主体的・対話的で深い学びの実現 一連の学習活動の見直しから

今次の学習指導要領の改訂で授業改善の中心に置かれるのは、言うまでもなく主体的・対話的で深い学び(以下「学び」)の実現である。

各学校では、学びをどう捉え、授業改善を進めればよいか模索している。併せて、カリキュラム・マネジメントや新しい時代に必要な資質・能力を身に付ける学習指導の在り方、プログラミング学習の取り組みなども差し迫った課題である。

学びについては関係図書も多く刊行されており参照できるが、現時点で確かな根拠になるのは学習指導要領と解説に記載されている内容である。これらはさまざまな観点から複数の事柄を関連付けながら広範囲に説明しているため、学びの輪郭を明確に捉えにくい印象がある。

学習指導要領の総則には、学力の三要素や各教科等の「見方・考え方」を働かせることと、学びとの関連について触れている。指導計画の作成に当たっては、「単元など内容や時間のまとまりを見通し」ながら、学びの実現を図るよう促している。

解説の総則編には、中教審答申に示された授業改善の三つの視点が挙げられている。これらは従前の取り組みを、主体的、対話的、深い学びに沿って整理したものである。ただ、その内容は要素を羅列したにすぎず、授業改善に当たって学習上の意味が分かりにくいという課題がある。

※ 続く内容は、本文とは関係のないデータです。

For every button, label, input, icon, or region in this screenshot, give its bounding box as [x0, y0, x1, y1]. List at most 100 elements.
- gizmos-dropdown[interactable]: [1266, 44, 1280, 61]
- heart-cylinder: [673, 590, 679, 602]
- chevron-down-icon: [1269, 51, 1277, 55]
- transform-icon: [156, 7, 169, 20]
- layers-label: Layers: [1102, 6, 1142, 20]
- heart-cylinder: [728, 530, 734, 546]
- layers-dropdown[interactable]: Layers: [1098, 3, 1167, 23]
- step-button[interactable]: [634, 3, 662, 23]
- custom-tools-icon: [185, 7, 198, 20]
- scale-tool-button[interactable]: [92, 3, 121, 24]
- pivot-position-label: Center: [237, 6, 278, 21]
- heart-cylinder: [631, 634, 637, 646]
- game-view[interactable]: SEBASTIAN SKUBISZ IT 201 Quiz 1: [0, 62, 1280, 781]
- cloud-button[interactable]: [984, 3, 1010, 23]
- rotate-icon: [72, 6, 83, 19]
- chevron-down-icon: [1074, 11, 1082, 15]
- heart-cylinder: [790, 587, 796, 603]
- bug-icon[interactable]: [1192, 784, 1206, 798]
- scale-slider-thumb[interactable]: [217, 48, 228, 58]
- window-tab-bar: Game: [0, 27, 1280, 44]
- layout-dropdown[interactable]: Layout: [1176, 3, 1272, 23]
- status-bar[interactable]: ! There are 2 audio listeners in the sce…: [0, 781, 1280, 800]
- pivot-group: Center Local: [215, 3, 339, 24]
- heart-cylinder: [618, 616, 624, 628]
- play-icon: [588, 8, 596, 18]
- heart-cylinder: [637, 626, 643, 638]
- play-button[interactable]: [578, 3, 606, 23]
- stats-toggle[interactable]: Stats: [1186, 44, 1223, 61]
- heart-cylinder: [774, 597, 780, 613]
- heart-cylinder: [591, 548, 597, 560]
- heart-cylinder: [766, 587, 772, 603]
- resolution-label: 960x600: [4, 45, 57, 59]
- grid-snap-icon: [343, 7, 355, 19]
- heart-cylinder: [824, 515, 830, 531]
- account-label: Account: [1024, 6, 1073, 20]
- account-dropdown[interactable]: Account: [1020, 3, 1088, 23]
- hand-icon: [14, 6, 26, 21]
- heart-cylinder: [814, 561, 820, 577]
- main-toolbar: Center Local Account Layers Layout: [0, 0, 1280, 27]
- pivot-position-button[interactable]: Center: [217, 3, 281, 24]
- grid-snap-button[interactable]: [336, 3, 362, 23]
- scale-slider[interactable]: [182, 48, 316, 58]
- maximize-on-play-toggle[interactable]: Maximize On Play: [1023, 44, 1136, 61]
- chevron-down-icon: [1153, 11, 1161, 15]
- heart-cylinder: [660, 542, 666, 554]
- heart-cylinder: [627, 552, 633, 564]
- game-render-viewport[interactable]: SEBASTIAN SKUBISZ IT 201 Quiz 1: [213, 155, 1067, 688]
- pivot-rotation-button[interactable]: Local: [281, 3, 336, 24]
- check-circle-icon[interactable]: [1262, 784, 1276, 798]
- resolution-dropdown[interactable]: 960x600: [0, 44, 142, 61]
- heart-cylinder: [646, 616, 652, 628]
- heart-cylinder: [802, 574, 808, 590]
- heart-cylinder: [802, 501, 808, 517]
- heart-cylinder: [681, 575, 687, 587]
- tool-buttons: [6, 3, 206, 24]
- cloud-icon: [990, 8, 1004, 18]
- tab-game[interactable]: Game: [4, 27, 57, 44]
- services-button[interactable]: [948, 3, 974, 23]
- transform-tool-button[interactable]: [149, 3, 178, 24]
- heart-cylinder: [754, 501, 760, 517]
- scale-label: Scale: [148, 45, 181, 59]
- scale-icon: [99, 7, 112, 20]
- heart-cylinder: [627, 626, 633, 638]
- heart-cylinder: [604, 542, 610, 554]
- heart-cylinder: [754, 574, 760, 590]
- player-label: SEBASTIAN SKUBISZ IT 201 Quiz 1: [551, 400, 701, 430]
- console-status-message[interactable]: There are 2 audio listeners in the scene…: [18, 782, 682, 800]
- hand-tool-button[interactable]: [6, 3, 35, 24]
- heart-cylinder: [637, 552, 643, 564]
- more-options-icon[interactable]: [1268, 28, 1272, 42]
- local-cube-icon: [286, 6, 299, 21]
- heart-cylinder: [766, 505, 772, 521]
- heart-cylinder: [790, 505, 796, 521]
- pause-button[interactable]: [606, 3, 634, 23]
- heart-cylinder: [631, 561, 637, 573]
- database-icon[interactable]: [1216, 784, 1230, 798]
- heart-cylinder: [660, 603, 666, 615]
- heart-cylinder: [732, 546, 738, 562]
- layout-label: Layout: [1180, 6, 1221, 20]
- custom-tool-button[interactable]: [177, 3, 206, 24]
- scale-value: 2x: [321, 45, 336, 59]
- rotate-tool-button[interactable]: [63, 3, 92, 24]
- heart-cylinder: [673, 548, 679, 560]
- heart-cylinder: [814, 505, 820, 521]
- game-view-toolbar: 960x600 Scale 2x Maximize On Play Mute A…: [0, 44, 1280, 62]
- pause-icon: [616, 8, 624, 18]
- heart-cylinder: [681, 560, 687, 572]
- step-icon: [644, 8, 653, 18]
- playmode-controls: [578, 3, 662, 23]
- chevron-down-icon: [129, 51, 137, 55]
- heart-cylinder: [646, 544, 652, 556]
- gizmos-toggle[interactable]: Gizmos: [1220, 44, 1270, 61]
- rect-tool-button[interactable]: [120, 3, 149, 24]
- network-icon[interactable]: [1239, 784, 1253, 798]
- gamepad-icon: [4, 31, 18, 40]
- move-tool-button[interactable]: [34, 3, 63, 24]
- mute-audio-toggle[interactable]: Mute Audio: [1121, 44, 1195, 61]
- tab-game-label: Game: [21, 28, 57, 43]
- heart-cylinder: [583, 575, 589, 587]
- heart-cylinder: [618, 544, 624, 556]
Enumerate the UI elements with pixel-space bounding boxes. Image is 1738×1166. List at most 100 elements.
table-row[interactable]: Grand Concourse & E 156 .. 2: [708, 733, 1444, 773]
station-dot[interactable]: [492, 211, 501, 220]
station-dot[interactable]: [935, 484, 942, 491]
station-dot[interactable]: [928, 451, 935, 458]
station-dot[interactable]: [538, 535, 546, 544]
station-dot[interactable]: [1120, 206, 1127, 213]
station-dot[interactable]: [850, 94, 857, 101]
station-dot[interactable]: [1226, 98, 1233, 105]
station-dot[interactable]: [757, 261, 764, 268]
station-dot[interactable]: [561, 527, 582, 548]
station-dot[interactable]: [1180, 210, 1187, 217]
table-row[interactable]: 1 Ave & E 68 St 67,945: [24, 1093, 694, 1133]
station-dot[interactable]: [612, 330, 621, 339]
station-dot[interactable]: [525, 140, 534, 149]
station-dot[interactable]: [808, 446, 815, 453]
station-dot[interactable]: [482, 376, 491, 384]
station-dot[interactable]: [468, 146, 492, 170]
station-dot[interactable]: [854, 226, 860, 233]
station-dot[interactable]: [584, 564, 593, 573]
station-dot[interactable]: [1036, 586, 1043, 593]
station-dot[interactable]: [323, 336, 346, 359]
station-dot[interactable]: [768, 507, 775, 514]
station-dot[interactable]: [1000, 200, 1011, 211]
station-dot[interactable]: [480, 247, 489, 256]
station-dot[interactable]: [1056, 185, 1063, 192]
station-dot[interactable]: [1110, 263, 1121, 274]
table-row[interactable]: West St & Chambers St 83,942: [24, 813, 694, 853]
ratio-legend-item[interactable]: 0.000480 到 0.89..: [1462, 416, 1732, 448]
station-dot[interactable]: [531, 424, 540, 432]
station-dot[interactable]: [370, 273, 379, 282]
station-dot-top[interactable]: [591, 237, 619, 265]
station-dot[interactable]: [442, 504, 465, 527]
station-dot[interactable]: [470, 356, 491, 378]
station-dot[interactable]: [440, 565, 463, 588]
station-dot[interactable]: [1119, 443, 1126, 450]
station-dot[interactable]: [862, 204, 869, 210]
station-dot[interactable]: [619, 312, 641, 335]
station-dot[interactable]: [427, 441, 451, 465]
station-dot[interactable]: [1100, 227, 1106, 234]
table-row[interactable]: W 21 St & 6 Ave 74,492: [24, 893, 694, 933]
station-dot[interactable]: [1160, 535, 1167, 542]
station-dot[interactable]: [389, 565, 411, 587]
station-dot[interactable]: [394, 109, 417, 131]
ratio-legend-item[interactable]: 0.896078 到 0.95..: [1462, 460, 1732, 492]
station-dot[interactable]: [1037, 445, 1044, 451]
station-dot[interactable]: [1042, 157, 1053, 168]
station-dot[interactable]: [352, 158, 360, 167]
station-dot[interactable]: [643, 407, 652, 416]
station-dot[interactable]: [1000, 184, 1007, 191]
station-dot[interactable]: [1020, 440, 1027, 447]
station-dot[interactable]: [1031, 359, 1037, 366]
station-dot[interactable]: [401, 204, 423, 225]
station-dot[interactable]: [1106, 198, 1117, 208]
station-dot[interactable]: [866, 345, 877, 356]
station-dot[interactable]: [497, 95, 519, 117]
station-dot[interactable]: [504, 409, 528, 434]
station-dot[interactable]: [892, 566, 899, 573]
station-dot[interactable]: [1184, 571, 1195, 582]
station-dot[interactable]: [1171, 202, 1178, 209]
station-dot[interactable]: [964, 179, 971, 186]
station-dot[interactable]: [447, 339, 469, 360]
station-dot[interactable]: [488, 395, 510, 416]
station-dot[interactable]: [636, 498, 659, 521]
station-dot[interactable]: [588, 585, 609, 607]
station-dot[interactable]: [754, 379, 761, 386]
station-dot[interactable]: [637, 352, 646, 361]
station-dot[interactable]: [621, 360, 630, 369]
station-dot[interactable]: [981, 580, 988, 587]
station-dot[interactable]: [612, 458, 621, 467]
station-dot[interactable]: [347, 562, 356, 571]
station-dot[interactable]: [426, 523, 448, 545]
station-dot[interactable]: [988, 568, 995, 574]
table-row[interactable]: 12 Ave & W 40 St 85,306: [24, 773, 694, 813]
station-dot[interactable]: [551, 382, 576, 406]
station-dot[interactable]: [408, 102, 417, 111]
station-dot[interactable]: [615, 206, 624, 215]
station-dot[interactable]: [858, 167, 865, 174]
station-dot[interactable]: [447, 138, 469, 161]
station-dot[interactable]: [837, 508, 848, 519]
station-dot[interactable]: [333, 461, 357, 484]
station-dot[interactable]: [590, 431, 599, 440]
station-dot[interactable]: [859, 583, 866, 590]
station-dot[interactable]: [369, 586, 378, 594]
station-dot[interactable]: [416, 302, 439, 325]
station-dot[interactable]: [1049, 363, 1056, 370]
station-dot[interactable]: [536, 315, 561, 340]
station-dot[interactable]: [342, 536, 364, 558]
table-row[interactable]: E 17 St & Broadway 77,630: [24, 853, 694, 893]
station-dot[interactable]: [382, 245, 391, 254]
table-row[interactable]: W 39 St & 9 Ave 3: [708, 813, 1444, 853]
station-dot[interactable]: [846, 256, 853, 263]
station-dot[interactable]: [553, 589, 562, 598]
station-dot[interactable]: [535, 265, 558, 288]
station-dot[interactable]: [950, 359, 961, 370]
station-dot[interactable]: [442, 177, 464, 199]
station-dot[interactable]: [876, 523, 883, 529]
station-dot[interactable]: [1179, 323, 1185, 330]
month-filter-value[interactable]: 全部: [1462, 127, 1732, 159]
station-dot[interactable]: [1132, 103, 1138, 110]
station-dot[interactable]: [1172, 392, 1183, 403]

例えば、主体的な学びの視点を「学ぶことに興味や関心を持ち、自己のキャリア形成の方向性と関連付けながら、見通しをもって粘り強く取り組み、自己の学習活動を振り返って次につなげる」としているが、「キャリア形成」以外はこれまでも指摘されてきたことであり、果たしてどのような意味で授業の改善につながるのか不明瞭だ。

対話的な学びの視点は「子供同士の協働、教職員や地域の人との対話、先哲の考え方を手掛かりに考えること等を通じ、自己の考えを広げ深める」としている。「主体的―」と同様の捉え方をすれば、重要なのは「自己の考えを広げ深める」点にあると考えられる。

深い学びの視点は「習得・活用・探究という学びの過程の中で、各教科等の特質に応じた『見方・考え方』を働かせながら……」とあり、基本的な考え方は示しているものの、実際の授業構成とはかなりの距離がある。

一方、「主体的・対話的で深い学びの実現に向けた授業改善」という表現は、「実現」という言葉を用いることによって学び自体が実現目標として捉えられかねないという課題も指摘できる。

今後は各教科の指導計画の作成や授業構成の在り方が実践課題となる。学びの内実を突き詰めていくアプローチも考えられるが、指導に当たっての配慮事項やこれまでの学習指導を見直す際、総則や解説の記載内容を用いるアプローチが有効である。例えば、解説総則編にも記載されている「言語活動の充実」や「学習の見通しを立てたり学習したことを振り返ったりする活動」「児童が自ら学習課題や学習活動を選択する機会を設ける」などを指導計画に生かしていく。

また、これまでも実践されてきた疑問の深化と課題の設定、めあての設定と課題の追究、比較、吟味、検証、話し合い、表現や発表といった一連の学習活動を見直すことにより、主体的・対話的で深い学びの姿が明確になっていくと考える。